Coca-Cola completes Canadian joint venture

Coke CanadaGlobal soft drinks giant The Coca-Cola Company has announced it has signed a non-binding Letter of Intent to acquire the company’s Canadian bottling and distribution business, Coca-Cola Refreshments Canada (CCRC).

The company said in a statement the Canadian businessman Larry Tanenbaum O.C. and Kansas City-based Heartland Coca-Cola Bottling Company president and CEO Junior Bridgeman agreed to a joint venture. Both bring a distinct set of skills and expertise to the partnership that will support the long-term growth and success of the Coca-Cola business in Canada.

“Coca-Cola has been refreshing Canadians for more than 120 years and it was important for us to find the right partners that understand our business and the Canadian market,” said Jim Dinkins, president of Coca-Cola North America. “Bridgeman was a proud customer of The Coca-Cola Company for more than 30 years before investing in our system as a bottler, demonstrating his passion for our business and our brands. When you combine that with Tanenbaum’s successful track record and deep Canadian roots, this is the perfect partnership to continue to build our business in Canada with a highly local approach.”

Coca-Cola said Tanenbaum’s business, The Kilmer Group, has a longstanding history of building successful businesses throughout Canada, in areas as diverse as sports and media, and real estate and infrastructure. Additionally, he serves as chairman of Maple Leaf Sports & Entertainment, the owners of the Toronto Maple Leafs, Toronto Raptors, Toronto FC, Toronto Argonauts and the Air Canada Centre. He is also chairman of the Board of Governors of the National Basketball Association, and serves as a governor of the National Hockey League and Major League Soccer.

“As a lifelong fan of Coca-Cola, I am delighted to be joining the Coca-Cola system,” said Tanenbaum. “I have seen the company evolve over the years and know there is tremendous growth potential for The Coca-Cola Company’s broad range of brands in the Canadian market. There is already a strong foundation and I look forward to working alongside Junior to continue to build the business through great brands, strong local execution and exceptional customer service.”

Meanwhile, Bridgeman joined the Coke bottling system in 2017 with the formation of Heartland Coca-Cola, covering territories in Kansas, Missouri and Southern Illinois. Prior to this, Junior created and led one of the largest restaurant franchise operators in the United States, Manna Inc., based in Louisville, Ky. He also had a 12-year career as a professional basketball player in the NBA.

“Coca-Cola has been a big part of my life and I am excited for this opportunity to be part of the Canadian business,” said Bridgeman. “[We] are committed to building on the traditions of The Coca-Cola Company while leveraging our heritage of putting people first, serving our local communities, and refreshing Canadians from coast to coast to coast.”

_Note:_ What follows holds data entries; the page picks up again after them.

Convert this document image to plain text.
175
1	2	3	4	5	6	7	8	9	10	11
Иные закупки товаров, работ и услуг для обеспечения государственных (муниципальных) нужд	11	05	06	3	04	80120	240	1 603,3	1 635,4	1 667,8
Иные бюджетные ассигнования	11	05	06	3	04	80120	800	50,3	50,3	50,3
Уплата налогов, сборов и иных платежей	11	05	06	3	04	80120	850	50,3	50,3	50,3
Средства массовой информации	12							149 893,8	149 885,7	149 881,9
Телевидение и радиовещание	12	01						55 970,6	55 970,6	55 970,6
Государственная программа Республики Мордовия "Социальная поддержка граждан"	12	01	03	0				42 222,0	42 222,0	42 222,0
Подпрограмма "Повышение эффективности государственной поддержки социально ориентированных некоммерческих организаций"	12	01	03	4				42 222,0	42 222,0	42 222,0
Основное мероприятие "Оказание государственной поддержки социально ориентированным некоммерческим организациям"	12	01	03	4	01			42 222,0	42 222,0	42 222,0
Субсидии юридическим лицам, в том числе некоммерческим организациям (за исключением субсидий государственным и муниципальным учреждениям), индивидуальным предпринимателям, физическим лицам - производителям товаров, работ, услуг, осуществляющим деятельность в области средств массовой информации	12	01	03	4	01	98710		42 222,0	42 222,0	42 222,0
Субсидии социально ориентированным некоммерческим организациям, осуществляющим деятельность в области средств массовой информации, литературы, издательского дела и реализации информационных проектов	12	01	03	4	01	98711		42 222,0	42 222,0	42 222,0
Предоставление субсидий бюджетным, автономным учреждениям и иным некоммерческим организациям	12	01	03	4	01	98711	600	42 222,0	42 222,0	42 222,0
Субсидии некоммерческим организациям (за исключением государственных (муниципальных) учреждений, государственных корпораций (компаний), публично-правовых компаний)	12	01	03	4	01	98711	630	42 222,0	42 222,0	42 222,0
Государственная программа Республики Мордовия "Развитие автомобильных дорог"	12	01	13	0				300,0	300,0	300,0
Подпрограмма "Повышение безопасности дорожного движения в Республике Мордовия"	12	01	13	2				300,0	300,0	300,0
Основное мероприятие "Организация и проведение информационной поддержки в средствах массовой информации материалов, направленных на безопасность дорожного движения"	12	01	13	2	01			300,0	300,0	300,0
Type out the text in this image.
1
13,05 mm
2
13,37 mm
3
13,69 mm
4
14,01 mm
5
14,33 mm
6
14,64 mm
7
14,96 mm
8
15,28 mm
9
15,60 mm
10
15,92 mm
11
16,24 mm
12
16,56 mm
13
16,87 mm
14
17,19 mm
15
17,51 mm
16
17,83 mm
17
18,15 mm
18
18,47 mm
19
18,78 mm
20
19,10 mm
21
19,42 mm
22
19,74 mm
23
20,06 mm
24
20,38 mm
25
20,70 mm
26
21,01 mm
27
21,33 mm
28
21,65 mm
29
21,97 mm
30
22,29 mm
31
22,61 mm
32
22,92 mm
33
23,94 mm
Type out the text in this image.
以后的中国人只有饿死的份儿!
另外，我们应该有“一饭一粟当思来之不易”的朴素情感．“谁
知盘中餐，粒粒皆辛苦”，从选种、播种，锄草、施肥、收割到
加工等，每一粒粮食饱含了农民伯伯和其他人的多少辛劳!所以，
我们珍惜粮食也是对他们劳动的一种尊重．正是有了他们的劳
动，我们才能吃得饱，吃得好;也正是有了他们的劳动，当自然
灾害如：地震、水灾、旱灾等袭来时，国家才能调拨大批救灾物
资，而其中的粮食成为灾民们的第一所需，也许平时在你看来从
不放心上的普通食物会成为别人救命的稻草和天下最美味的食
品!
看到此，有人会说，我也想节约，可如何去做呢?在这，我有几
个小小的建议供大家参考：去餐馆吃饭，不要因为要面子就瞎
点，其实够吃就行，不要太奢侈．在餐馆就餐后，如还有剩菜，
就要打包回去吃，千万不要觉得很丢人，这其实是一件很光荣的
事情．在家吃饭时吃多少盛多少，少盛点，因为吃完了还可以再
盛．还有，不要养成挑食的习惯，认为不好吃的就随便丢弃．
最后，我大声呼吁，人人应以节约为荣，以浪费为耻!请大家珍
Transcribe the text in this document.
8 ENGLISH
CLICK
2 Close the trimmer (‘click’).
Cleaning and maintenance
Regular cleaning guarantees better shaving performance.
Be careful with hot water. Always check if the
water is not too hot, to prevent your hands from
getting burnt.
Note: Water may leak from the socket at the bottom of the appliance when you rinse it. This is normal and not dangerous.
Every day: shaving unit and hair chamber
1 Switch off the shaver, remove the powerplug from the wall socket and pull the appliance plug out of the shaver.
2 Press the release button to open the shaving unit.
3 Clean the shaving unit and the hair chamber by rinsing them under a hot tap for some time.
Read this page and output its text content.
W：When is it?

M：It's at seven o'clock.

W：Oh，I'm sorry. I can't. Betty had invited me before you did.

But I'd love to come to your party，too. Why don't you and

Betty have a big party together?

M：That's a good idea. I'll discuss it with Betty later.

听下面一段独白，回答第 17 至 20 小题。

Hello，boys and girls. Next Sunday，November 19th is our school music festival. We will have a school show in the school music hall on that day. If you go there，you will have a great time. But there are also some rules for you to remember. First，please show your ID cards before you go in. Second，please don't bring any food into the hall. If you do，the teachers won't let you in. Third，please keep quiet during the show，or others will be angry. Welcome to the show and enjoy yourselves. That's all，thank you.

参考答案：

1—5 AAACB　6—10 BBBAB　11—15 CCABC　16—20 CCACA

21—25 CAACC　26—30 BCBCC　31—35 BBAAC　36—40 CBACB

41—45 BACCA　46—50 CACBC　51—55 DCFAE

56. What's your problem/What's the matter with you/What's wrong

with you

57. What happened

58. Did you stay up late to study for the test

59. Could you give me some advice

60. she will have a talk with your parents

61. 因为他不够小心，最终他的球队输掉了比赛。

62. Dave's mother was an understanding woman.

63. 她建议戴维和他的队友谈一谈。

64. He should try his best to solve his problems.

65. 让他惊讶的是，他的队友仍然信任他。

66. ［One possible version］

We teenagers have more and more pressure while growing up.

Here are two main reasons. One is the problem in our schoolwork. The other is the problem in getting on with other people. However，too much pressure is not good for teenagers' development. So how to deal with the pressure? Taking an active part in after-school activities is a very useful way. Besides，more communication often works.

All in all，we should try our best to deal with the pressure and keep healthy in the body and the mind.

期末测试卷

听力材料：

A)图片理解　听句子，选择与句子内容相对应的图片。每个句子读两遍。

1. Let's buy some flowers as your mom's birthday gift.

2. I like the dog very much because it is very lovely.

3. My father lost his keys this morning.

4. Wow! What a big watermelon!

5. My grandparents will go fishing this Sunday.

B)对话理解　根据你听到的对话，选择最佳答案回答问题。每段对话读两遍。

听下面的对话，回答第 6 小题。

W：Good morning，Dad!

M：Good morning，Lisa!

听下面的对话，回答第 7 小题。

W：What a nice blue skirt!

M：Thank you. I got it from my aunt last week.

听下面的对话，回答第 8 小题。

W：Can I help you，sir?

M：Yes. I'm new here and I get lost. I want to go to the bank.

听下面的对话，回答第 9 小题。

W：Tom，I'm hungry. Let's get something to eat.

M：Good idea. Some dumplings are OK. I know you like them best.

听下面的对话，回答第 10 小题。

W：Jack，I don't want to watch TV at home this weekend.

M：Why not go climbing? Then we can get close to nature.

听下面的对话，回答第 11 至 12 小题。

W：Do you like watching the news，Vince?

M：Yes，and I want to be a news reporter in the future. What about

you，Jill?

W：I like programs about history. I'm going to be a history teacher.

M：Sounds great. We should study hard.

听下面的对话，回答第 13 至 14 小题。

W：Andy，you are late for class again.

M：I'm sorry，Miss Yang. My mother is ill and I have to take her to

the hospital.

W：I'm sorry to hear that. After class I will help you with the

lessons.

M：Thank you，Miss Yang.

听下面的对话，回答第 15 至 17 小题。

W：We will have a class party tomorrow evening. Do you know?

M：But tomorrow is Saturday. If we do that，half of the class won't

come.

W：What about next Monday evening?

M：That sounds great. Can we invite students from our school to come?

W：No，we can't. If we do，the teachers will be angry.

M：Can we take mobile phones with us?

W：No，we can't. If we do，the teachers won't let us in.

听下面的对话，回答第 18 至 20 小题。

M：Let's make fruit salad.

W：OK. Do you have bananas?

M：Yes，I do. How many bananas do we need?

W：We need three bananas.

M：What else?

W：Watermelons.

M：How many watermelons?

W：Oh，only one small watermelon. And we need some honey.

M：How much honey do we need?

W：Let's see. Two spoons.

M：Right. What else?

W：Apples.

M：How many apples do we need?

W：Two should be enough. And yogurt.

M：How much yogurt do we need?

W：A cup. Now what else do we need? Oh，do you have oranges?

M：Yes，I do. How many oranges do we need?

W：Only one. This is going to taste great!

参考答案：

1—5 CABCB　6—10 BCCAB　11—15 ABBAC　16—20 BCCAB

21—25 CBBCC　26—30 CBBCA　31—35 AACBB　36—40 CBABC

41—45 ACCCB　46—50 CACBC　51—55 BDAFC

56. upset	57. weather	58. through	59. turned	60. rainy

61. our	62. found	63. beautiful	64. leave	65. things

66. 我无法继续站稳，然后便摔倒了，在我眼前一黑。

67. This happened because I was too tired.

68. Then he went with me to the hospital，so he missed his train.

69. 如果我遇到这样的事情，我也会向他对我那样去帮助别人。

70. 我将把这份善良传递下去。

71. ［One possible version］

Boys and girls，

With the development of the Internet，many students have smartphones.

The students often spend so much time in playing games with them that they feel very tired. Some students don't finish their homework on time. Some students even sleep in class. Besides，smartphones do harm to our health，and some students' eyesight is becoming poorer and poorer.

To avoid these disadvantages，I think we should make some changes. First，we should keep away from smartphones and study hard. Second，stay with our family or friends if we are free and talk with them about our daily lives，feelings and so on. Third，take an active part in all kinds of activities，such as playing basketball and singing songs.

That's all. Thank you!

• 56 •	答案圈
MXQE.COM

“Looking to the future of Coca-Cola in Canada, we could not ask for better partners than Larry and Junior.  We already have a strong foundation with The Kilmer Group through its various holdings, and this new partnership will provide unique and unprecedented opportunities as we continue to accelerate the growth of our business,” added Shane Grant, business unit president of The Coca-Cola Company in Canada.

CCRC employs approximately 5,800 associates and operates five production facilities and over 50 sales and distribution centres. CCRC conducts business in all 10 provinces and three territories. The non-binding Letter of Intent initiates the final step to complete the refranchising of all of The Coca-Cola Company’s company-owned bottling operations in North America. In October 2017, the company announced the completion of refranchising in the United States.

Coca-Cola said the letter of intent is subject to the parties reaching definitive agreements. The parties are committed to working together to implement a smooth transition with minimal disruption for customers, consumers and system associates. Financial terms were not disclosed.

The transaction is expected to close in the second half of 2018.